If you want your financial advisor to thrive instead of just survive, you need to increase awareness for your brand. Otherwise, the majority of your target market won’t even know that you exist. Why would someone entrust their financial future with an unknown entity?
Aside from increasing brand awareness, you also need to make people believe in your brand. The financial industry relies heavily on building strong relationships based on trust. People will only let you manage their money if they’re sure that you’ll be able to deliver what you’ve promised and that you’ll take care of their interests first.
All of this takes a lot of marketing – just like with any successful business. As a firm that’s helped hundreds of financial advisors grow their business through digital marketing, allow us to show you what you need to do to survive in this industry.
To make your branding more effective, you need to target a specific niche or demographic. As a small business, you need to carve out a niche for yourself first and not try to compete with large financial institutions that have huge budgets and world class firms behind their marketing, and well established brands.
A smaller financial advisor practice will also have limited resources and manpower and can’t possibly try and address the needs of everyone. Your area of expertise and personal background will help you determine a specific demographic you can more effectively reach out to and connect with.
The needs of high net worth individuals is vastly different from those who are simply looking for a comfortable retirement. Consequently, your branding and approach to marketing should be tailored for whichever market you want to serve. Branding is all about first impressions, so you have to make sure whatever brand image you present will resonate with your target audience.

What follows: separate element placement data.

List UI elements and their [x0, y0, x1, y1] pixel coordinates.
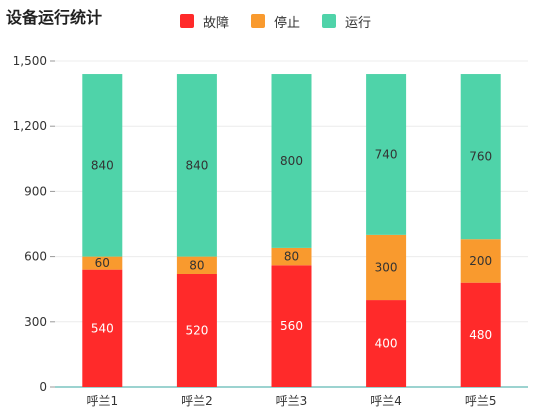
bar-value-label: 480	[469, 328, 492, 342]
legend-swatch-stop	[251, 14, 266, 28]
bar-segment	[271, 265, 312, 387]
y-tick-label: 300	[24, 315, 47, 329]
bar-value-label: 840	[91, 158, 114, 172]
bar-segment	[176, 74, 217, 257]
bar-value-label: 80	[284, 250, 299, 264]
x-tick-label: 呼兰5	[465, 394, 497, 408]
legend: 故障 停止 运行	[180, 11, 393, 31]
legend-item-fault[interactable]: 故障	[180, 12, 229, 31]
bar-segment	[366, 234, 407, 301]
bar-value-label: 840	[185, 158, 208, 172]
x-tick-label: 呼兰4	[370, 394, 402, 408]
y-tick-label: 1,200	[13, 119, 47, 133]
legend-item-running[interactable]: 运行	[322, 12, 371, 31]
legend-label-fault: 故障	[203, 15, 230, 31]
legend-label-running: 运行	[345, 15, 372, 31]
x-tick-label: 呼兰3	[276, 394, 308, 408]
bar-value-label: 800	[280, 154, 303, 168]
y-tick-label: 1,500	[13, 54, 47, 68]
y-tick-label: 900	[24, 184, 47, 198]
bar-value-label: 60	[95, 256, 110, 270]
bar-segment	[460, 74, 501, 240]
legend-swatch-fault	[180, 14, 194, 28]
y-tick-label: 600	[24, 250, 47, 264]
bar-value-label: 760	[469, 150, 492, 164]
bar-value-label: 560	[280, 319, 303, 333]
y-tick-label: 0	[39, 380, 47, 394]
bar-segment	[82, 256, 123, 270]
x-tick-label: 呼兰1	[86, 394, 118, 408]
legend-swatch-running	[322, 14, 337, 28]
legend-label-stop: 停止	[274, 15, 301, 31]
bar-value-label: 80	[189, 258, 204, 272]
bar-segment	[460, 239, 501, 283]
bar-segment	[271, 74, 312, 248]
bar-segment	[82, 269, 123, 387]
bar-value-label: 400	[375, 337, 398, 351]
bar-segment	[176, 256, 217, 274]
legend-item-stop[interactable]: 停止	[251, 12, 300, 31]
bar-segment	[176, 273, 217, 387]
bar-value-label: 300	[375, 260, 398, 274]
bar-value-label: 520	[185, 323, 208, 337]
x-tick-label: 呼兰2	[181, 394, 213, 408]
bar-value-label: 540	[91, 321, 114, 335]
bar-value-label: 740	[375, 147, 398, 161]
bar-segment	[366, 74, 407, 235]
chart-title: 设备运行统计	[6, 8, 103, 27]
bar-segment	[82, 74, 123, 257]
bar-segment	[460, 282, 501, 387]
bar-segment	[271, 247, 312, 266]
bar-value-label: 200	[469, 254, 492, 268]
bar-segment	[366, 300, 407, 387]
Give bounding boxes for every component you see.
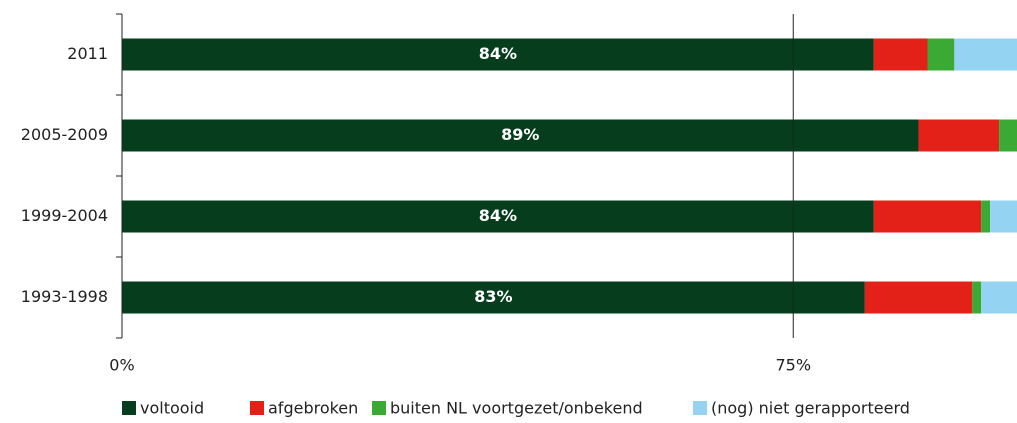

Branding and marketing go hand in hand. You’ll need to develop a good brand identity to make your marketing more impactful. And any effort you put into your branding won’t lead to anything if you don’t spend enough time marketing it. You also have to market to your target audience from different angles if you want to quickly gain exposure and increase recognition for your brand.
Let’s take a look at some of the different types of marketing you can use so that more people can discover your brand.
When you publish a lot of valuable content on the web, both on your own website as well as on other trusted publications, more people will be acquainted with your brand and regard you as an authority in your niche. As you put out more content, you’ll have higher chances of showing up on the first few search results pages whenever people from your target market are looking for more information or solutions to their problems.
These days, you can’t afford to not be on social media. It not only has tremendous reach but also allows you to communicate and engage with your target market in different ways. You can show different sides of your business on social media and build a community of like-minded people. You can also repurpose content you’ve already published before on your website and repost it on your social media pages to push it to a new audience. Social media platforms are also great for generating referrals and spreading awareness through word of mouth.
Paid ads allow you to actively reach out to people who have never heard of your company before. A well thought out marketing campaign can even convince people who are not actively looking for financial advisors to consider your services. Having regular ads also helps keep your brand on top of people’s minds.
It’s important to spend time on developing the right brand image from the very beginning. This allows you to consistently build it up over time and make it stick in people’s minds.
You need a unique identity and voice that people will instantly associate with your brand when they come across it. But if you’re not consistent with your branding, you’ll be alienating and confusing those who have already connected with your brand and throw away the brand recognition you’ve already generated.
When people check out your company online, you want to make sure you have good reviews everywhere. People take reviews and recommendations from anonymous people on the Internet very seriously nowadays. If they see too many bad reviews, your reputation will nosedive.
Of course, you can’t control what people post online about your business. But you have to take an active role in responding to less than stellar reviews in a constructive way. This way people can see your side of the story, or that you’ve at least owned up to your mistake. Posting testimonials on your website is a good idea. But it’s not going to be as convincing as reviews posted on third party sites like Google, Yelp, or other business directories.